I confratelli rimuovono una pesante lastra di ottone e rinvengono, incorrotto ed intatto il corpo di Christian Rosencreutz. Tiene in mano un libricino in oro e pergamena, che si intitola T., e che, dopo la Bibbia , è il loro tesoro più grande. Non è cosa buona sottoporlo al giudizio del mondo. L’ultima pagina contiene una laudatio del fratello e una sua breve biografia. Christian Rosencreutz è un grande del suo secolo, un faro per il futuro e per rivelazione divina e per la sua capacità di indagine e scoperta e per indefessa attività è giunto in possesso di conoscenze umane e celesti di misteri ed arcani, accumulati durante i suoi viaggi in Arabia e in Africa, che non possono ancora essere resi noti. Dopo aver trascorso una vita di più di cento anni al servizio della conoscenza e dell’insegnamento e dopo aver salutato i suoi fratelli C.R. rende l’anima al suo creatore, senza avere mai patito alcuna malattia.

I Rosacroce sono dunque per prima cosa medici e il loro compito è quello di guarire, nel corpo e nello spirito.

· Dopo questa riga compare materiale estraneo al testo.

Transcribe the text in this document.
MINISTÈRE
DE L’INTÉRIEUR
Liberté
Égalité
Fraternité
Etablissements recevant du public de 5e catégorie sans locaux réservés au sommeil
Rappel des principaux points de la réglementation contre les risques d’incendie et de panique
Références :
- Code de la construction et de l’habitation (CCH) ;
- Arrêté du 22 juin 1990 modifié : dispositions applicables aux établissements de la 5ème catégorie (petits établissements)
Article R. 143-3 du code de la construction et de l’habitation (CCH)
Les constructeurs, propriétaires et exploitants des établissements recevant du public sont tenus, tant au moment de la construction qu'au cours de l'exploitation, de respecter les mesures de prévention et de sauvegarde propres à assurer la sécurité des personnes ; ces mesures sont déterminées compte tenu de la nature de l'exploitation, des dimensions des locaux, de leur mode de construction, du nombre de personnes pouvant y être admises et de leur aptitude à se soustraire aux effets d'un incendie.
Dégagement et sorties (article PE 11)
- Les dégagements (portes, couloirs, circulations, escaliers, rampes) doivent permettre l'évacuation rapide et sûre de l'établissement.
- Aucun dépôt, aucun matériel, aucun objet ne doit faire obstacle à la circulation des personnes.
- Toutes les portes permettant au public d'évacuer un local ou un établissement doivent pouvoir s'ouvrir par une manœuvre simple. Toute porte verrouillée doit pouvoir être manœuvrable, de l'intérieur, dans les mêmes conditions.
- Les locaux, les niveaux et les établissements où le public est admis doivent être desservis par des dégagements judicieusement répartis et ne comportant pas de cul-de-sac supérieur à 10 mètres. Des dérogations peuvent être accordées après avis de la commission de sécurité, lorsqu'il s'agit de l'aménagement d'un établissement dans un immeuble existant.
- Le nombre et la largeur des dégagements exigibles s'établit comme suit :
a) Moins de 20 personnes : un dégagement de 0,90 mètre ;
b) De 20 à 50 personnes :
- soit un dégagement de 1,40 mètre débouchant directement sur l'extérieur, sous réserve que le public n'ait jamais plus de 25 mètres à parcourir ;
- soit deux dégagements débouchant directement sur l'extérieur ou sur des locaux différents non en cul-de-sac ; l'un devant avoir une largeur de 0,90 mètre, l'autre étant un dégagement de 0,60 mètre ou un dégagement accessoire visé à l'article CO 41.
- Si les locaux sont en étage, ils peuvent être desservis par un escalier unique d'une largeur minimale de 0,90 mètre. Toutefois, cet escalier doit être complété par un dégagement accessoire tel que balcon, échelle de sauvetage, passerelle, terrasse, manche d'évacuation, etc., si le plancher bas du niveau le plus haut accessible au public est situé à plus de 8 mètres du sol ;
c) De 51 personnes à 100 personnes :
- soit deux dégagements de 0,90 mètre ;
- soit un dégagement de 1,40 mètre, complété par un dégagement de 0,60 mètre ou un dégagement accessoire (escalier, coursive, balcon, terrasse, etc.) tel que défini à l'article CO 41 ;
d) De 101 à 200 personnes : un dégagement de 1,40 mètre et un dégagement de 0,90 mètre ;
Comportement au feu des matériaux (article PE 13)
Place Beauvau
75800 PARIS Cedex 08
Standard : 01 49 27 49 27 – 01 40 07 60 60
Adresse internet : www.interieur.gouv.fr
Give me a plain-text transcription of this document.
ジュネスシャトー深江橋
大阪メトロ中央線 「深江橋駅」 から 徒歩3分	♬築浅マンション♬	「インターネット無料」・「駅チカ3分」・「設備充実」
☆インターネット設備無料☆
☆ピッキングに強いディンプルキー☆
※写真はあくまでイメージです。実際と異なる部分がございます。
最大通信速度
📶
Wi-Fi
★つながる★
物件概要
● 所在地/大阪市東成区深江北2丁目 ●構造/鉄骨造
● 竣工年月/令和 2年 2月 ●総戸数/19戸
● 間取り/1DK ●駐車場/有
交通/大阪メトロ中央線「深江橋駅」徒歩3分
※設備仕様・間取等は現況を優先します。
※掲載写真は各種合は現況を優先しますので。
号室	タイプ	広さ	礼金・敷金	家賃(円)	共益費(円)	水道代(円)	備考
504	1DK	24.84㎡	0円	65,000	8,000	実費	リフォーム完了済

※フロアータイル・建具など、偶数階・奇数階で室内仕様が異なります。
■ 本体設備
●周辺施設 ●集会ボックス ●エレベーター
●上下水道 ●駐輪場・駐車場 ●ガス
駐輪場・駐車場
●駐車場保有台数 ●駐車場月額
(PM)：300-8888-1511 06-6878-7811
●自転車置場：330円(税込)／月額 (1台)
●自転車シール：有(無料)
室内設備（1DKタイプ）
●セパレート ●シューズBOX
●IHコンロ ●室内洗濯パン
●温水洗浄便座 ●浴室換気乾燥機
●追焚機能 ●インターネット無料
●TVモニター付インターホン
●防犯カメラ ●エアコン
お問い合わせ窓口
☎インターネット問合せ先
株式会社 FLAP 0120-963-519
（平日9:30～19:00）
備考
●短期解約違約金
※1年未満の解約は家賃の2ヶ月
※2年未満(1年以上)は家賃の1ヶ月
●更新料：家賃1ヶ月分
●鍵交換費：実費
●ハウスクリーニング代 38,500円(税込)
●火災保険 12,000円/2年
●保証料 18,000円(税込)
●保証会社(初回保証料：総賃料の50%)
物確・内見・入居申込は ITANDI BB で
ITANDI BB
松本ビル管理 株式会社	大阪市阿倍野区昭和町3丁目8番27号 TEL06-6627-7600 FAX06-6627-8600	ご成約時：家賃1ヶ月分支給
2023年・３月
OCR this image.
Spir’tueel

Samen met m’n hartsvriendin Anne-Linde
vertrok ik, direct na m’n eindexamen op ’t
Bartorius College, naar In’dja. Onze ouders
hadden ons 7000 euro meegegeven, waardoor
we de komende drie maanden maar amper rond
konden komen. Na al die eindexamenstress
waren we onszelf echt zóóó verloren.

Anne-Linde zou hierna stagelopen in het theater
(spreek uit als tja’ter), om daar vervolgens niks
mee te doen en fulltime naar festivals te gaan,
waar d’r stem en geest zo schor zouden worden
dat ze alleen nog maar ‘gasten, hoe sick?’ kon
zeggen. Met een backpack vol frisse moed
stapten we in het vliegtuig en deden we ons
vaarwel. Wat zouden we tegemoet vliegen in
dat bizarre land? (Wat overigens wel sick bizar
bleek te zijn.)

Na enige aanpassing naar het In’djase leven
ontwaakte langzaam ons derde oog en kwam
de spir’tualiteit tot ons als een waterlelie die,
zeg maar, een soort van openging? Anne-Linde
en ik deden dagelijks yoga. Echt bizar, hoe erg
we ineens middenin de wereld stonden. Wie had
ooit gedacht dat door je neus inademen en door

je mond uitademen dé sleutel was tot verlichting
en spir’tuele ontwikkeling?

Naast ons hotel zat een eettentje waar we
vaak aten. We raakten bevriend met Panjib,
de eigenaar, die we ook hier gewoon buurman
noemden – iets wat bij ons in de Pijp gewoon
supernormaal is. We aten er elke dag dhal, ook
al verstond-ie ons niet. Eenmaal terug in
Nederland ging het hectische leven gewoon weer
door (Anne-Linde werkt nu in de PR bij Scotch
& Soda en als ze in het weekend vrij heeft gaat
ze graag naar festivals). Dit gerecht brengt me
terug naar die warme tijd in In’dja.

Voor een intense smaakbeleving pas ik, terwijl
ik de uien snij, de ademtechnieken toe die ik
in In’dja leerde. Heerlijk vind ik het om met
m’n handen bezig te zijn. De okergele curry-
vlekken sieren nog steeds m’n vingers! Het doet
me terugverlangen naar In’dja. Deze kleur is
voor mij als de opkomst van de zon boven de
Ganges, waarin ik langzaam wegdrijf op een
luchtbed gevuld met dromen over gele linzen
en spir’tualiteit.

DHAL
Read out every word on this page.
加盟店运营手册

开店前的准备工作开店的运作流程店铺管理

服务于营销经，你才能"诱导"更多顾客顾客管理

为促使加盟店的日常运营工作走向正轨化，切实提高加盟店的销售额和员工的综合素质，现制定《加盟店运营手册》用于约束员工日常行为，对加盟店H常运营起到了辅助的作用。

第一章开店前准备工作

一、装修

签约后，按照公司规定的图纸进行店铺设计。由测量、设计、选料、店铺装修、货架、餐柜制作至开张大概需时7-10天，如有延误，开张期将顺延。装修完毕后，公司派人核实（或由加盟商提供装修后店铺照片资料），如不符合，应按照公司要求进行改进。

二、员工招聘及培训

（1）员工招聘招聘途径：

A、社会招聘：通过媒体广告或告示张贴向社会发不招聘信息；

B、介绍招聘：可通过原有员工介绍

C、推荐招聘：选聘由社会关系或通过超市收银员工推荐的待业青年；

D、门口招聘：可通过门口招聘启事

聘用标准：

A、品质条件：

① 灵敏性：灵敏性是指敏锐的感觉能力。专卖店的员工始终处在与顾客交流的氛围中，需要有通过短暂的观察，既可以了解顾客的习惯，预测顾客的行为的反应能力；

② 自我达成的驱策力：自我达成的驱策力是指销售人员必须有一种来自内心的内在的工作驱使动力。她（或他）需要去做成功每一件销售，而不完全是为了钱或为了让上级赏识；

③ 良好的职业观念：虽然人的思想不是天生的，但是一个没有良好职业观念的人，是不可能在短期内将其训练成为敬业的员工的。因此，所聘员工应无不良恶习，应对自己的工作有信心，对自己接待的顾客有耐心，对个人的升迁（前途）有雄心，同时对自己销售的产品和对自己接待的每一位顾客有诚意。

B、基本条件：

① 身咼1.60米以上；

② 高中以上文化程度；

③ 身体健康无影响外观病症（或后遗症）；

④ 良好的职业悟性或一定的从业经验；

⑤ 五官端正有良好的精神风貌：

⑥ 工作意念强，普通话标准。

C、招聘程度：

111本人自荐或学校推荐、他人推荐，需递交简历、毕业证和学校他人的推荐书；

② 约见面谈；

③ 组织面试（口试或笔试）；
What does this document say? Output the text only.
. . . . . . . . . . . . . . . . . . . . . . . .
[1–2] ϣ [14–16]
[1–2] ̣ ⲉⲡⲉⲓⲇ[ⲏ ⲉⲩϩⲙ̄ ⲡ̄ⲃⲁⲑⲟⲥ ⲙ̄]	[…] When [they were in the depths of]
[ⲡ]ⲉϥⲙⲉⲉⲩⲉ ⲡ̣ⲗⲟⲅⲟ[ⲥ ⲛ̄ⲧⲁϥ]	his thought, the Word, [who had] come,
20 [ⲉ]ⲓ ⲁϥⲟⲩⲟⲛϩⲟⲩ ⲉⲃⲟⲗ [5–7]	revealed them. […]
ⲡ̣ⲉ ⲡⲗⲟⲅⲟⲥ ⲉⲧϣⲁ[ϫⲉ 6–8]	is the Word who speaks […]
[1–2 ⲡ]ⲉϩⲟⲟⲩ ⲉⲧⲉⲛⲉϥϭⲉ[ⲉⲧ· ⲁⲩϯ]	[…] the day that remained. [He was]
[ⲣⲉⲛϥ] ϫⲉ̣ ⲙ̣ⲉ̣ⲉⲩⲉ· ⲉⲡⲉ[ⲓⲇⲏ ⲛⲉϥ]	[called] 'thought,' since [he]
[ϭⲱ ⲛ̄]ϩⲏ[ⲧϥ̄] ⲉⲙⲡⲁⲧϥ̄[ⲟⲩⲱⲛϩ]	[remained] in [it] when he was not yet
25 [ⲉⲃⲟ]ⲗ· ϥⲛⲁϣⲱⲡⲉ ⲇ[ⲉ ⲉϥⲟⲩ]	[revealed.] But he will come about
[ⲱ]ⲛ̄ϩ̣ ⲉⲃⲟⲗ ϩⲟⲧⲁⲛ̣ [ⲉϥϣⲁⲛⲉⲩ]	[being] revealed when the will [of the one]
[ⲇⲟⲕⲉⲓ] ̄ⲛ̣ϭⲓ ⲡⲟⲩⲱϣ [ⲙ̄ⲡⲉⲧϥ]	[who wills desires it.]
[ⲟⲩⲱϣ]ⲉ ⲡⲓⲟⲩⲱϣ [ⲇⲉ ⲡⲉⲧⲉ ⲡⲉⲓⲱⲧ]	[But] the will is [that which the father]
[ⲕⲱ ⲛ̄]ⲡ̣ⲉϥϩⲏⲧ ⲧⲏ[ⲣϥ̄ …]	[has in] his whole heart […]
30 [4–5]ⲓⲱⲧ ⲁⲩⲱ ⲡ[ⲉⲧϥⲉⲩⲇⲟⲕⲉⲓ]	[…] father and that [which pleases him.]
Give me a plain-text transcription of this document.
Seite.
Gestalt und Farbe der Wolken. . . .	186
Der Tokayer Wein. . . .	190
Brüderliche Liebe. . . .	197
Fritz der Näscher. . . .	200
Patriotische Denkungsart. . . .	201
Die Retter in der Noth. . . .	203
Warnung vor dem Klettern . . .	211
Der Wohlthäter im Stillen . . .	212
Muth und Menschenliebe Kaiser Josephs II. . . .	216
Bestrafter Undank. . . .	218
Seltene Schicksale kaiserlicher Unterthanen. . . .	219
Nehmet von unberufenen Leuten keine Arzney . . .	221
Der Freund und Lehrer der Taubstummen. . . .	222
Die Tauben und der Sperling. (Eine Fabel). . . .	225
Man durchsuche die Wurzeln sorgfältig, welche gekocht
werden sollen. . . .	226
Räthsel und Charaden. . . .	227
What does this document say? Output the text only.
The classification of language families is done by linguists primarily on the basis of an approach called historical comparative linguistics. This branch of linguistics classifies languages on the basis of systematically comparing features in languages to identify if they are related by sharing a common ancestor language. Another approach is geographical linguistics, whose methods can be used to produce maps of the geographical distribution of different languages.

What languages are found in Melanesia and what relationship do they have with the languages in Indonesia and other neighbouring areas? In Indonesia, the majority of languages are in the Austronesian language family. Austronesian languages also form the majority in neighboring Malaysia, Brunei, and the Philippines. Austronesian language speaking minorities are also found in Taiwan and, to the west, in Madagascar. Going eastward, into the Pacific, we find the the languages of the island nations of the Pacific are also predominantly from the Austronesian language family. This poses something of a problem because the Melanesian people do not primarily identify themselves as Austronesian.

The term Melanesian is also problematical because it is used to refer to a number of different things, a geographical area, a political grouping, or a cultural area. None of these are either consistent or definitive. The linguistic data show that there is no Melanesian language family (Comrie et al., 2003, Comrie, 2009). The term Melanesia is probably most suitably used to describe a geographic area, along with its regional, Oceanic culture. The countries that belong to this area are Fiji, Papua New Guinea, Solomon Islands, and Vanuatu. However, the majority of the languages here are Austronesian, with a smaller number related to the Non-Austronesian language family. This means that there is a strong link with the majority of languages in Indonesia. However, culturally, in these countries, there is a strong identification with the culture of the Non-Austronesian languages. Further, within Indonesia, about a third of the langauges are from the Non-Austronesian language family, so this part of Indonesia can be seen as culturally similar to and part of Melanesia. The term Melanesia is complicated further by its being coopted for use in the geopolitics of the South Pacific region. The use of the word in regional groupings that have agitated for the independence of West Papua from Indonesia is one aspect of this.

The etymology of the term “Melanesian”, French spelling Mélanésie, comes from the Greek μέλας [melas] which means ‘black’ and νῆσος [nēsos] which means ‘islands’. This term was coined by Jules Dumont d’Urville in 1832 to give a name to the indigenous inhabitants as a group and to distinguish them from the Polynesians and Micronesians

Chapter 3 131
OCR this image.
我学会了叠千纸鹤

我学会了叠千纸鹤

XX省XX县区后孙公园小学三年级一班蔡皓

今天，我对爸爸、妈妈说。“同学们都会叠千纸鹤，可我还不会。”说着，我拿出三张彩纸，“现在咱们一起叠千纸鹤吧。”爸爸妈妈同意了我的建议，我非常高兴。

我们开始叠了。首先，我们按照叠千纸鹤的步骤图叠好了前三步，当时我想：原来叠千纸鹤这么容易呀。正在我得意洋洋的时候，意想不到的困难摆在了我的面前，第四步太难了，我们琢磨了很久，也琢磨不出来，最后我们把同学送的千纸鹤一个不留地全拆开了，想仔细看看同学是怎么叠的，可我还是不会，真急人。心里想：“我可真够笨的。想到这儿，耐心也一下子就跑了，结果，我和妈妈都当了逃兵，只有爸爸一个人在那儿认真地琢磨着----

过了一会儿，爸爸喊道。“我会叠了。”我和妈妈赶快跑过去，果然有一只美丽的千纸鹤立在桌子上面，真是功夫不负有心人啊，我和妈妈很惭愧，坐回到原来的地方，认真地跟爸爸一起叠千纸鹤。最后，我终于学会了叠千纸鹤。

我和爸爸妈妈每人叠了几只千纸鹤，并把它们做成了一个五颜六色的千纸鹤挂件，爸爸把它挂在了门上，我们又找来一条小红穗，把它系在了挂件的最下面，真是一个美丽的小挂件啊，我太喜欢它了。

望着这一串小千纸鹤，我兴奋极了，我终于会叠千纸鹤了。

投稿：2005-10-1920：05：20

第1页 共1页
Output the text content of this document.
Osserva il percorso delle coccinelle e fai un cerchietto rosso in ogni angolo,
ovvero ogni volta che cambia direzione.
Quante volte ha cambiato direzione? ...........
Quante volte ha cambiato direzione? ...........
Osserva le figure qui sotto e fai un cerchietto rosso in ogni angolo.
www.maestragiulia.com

La confraternita rimane segreta per cento anni. Solo ora che la tomba è stata scoperta si può rendere noto l’ordine e i suoi intenti. C.R. conosce l’arte del trasformare i metalli, ossia l’Alchimia, ma non se ne serve per un uso concreto, bensì unicamente per operare una trasformazione, una riforma delle scienze, delle arti e della filosofia, senza tuttavia comunicare il nocciolo più interno delle conoscenze arcane. Più di una volta nella Fama e nella Confessio gli autori metteranno in guardia dall’alchimia dei ciarlatani e dai libri che offendono la gloria di Dio.

Il punto che a noi interessa è quello in cui l’ultima pagina del librino, scritto a caratteri d’oro, cita i viaggi in Arabia e in Africa che C.R. ha fatto nella sua giovinezza. Torniamo allora all’inizio della Fama, che illustra i luoghi in cui C.R. ha vissuto acquisendovi preziose conoscenze.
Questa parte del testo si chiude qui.